Science visualizations often include crowded graphs and definition heavy videos but at UT, presenting research can be art.
Exploring the Arctic Ocean is a collection of eight projects currently on display in the Visual Arts Center and includes time lapses, a spinning map, a giant copper man and 3D printed sea ice. The exhibit raises questions on the changing arctic environment and explores how politics, activism, scientific research and cultural endurance all come into play when viewing the globe from above.
The exhibit addresses polar amplification, a phenomenon where the poles, specifically the Arctic, experience the effects of global warming far more dramatically than the rest of the world, according to Patrick Heimbach, co-principal investigator of a featured project.
The exhibition’s curator Ulrike Heine said that the projects, although separate, are meant to relate to each other.
“I feel they (the projects) are really pieces in a big puzzle, (that) hopefully engage with each other and create an interesting dialogue,” Heine said.
The exhibit centers around “Arctic Atlantification,” a research project displayed as a data visualization with two videos: one a trance-inducing artistic video and the other an explanatory video.
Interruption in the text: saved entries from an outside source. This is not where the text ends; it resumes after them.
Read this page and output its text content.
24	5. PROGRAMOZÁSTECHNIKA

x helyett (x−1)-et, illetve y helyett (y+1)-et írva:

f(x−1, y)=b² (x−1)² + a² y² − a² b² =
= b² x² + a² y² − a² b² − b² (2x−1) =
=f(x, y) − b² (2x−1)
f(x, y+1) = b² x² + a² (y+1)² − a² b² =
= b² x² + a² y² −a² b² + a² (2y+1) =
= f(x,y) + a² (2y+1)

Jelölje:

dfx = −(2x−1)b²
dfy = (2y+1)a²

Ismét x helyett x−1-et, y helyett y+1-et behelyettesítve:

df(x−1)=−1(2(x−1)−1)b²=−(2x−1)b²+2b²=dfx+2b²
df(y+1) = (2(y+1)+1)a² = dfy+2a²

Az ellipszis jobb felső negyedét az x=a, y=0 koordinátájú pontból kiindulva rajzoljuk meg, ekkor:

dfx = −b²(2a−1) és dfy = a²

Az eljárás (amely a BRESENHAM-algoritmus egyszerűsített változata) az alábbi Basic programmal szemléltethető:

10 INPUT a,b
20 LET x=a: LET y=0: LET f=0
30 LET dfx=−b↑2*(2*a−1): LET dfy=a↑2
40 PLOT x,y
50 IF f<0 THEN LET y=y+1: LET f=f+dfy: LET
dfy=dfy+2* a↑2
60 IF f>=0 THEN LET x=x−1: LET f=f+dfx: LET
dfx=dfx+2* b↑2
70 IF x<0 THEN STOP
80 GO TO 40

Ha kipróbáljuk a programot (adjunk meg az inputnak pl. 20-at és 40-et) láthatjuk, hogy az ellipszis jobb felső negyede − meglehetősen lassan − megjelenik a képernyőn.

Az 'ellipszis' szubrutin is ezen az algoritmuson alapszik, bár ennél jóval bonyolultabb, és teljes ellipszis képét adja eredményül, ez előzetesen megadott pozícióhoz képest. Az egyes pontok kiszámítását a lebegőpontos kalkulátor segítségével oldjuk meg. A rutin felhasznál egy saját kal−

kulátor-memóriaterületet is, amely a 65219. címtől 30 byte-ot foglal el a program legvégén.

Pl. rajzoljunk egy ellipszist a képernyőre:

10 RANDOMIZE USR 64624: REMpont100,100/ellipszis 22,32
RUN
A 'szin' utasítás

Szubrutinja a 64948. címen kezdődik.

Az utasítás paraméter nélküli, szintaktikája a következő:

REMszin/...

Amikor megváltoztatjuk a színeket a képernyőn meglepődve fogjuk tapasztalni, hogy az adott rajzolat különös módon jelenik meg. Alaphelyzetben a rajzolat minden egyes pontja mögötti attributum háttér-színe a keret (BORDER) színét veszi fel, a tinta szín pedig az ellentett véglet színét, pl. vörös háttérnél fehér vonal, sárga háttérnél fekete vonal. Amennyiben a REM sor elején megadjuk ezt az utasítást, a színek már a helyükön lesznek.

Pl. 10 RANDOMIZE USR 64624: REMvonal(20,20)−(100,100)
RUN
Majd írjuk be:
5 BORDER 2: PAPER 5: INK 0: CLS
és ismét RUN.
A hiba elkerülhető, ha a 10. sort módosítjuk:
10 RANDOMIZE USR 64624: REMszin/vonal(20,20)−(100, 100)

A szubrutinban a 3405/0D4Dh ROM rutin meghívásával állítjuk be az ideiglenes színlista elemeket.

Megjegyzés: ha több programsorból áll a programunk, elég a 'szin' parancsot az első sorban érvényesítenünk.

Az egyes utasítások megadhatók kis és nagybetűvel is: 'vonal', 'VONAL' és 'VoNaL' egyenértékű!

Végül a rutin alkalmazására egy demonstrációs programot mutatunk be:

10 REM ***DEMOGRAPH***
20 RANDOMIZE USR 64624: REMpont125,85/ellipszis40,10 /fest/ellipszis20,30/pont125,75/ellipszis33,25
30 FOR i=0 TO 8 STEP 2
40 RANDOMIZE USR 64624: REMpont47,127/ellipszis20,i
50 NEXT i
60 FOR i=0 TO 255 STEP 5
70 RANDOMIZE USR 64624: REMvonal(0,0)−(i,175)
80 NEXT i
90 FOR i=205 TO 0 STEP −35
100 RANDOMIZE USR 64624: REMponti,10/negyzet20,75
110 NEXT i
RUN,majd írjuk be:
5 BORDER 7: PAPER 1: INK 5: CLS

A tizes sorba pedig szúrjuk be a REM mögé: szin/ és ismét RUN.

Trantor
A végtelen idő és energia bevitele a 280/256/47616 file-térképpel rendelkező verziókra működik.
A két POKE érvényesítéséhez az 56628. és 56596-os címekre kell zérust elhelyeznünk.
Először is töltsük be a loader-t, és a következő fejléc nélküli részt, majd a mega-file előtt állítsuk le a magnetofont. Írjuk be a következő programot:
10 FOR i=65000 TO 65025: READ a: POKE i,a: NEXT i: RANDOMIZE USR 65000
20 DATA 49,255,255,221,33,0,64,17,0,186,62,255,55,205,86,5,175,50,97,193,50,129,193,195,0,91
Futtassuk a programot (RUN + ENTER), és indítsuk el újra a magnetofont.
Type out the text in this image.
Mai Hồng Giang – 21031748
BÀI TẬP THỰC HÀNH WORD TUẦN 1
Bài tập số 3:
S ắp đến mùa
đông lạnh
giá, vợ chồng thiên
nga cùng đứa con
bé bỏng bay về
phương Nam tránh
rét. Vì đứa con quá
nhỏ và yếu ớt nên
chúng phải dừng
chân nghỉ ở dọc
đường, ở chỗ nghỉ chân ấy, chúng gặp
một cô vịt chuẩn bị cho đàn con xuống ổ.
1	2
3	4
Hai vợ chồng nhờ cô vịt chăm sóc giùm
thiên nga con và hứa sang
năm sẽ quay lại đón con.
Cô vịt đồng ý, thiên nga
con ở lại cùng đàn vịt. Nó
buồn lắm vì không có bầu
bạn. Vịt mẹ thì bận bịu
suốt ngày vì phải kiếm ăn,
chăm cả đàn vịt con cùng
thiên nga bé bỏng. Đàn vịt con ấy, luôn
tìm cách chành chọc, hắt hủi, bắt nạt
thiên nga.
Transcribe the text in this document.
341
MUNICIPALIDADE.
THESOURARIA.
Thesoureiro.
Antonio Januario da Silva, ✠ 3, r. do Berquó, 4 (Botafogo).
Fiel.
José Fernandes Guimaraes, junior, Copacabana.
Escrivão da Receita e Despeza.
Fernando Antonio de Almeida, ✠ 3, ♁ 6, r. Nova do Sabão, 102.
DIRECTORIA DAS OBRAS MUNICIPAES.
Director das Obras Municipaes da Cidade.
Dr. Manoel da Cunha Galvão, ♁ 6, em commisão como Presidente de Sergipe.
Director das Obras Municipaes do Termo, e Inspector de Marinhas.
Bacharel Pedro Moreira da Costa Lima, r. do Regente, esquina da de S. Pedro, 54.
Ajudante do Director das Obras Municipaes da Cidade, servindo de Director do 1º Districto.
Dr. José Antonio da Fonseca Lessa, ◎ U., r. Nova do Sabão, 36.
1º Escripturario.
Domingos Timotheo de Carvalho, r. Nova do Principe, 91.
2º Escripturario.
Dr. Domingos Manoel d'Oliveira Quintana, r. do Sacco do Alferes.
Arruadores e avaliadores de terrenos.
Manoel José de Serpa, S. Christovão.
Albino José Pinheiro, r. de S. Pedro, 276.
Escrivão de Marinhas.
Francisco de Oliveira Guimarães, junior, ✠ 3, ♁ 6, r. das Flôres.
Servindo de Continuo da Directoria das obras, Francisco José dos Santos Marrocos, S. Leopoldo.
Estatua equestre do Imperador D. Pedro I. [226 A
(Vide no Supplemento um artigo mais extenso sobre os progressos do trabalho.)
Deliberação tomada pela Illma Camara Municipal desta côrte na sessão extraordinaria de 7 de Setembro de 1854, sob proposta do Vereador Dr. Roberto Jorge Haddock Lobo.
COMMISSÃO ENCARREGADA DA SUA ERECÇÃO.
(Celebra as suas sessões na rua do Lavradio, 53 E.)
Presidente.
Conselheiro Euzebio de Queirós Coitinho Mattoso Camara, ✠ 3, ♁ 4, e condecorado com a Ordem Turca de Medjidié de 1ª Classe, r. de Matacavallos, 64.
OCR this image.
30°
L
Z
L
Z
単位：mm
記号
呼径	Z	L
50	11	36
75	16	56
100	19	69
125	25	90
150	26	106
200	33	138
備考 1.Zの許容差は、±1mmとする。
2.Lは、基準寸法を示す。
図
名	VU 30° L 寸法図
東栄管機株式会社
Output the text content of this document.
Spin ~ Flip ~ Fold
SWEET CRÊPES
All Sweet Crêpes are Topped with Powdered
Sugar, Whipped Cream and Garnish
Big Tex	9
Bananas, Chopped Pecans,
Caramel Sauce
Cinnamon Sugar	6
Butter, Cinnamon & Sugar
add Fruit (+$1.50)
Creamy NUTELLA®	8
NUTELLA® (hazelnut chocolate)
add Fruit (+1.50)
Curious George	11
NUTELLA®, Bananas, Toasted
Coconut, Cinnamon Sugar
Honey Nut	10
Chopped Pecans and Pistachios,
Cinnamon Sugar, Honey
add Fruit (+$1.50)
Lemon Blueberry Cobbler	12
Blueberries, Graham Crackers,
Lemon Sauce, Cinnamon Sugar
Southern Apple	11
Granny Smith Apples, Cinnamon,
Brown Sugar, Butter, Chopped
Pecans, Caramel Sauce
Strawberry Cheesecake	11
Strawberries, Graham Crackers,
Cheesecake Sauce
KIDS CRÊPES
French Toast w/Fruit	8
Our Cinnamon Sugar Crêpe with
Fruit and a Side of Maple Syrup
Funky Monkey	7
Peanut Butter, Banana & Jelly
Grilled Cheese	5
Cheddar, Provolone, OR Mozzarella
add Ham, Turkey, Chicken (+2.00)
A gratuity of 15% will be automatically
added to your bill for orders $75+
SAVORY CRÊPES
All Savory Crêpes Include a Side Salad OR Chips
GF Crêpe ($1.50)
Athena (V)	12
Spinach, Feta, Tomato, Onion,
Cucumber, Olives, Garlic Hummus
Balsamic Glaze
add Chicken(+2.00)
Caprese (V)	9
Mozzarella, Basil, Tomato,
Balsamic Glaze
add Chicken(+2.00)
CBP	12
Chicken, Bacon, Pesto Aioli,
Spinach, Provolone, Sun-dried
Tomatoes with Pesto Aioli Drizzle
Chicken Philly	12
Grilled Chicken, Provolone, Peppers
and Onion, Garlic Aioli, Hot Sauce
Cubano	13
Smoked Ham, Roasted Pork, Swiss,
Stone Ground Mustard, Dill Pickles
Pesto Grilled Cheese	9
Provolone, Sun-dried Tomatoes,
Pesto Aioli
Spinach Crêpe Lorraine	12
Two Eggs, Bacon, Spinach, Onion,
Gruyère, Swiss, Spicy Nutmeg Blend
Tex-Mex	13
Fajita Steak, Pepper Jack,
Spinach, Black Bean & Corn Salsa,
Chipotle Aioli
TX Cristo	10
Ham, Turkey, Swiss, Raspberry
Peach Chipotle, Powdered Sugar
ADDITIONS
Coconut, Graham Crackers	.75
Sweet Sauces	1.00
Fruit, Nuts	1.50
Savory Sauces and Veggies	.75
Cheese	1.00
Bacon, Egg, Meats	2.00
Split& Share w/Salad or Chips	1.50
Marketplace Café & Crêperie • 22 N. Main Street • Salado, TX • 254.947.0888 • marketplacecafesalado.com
The explanatory video synthesizes data on surface temperature, salinity and current speed to track warm water’s movement from the Atlantic Ocean into the Arctic, or “Arctic Atlantification.” This project will serve as a baseline understanding for further research on Arctic warming, according to principal investigator An Nguyen.
Nguyen said the project aims to understand how an increase in heat flux affects the Arctic. She added that the explanatory video represents the transparency of the project.
“We want to make it clear to you: This is how we arrived at what you see on the wall and we don’t fudge things, we don’t make (anything) up along the way,” Nguyen said.
Heimbach added that it does not matter if viewers do not understand the exact science outlined in the explanatory video as long as they understand that the science is thorough.
Heine offers an alternative view.
“The explanatory piece also reflects our classes communicating about the science and trying to educate each other,” Heine said.
Lize Mogel, whose featured project, Area of Detail, analyzes the politics of Arctic land rights, said an exhibit that communicates research in different ways is important in making complex topics accessible.
“The Arctic is a complex place and it needs interpretation in all sorts of ways,” Mogel said.
Olaf Otto Becker, whose photo series Broken Line is sampled in the exhibit, said that a lack of a common understanding is a barrier to solving global climate change.
“We still don’t speak the same language,” Becker said. “There are different cultures, different political systems, other different problems. We have to sit around the same table, all countries, to discuss how we can manage it.”
The exhibit immortalizes this reciprocal communication between fields and a merging of scientific and artistic languages.
“Communities (speak) different languages, and you don’t talk to each other because one uses a certain set of jargons the other uses their own jargons … but what we want to do right now is see if we can reach across the line and do that,” Nguyen said.
The exhibit is open to the public at the Visual Arts Center on campus Tuesdays through Fridays from 10 a.m. to 5 p.m. and Saturdays from noon to 5 p.m. Numerous public events accompany and complement the exhibit, including an upcoming panel of artists and scientists on Thursday, Oct. 11 at 5:30 p.m. in the Art Building and Museum building.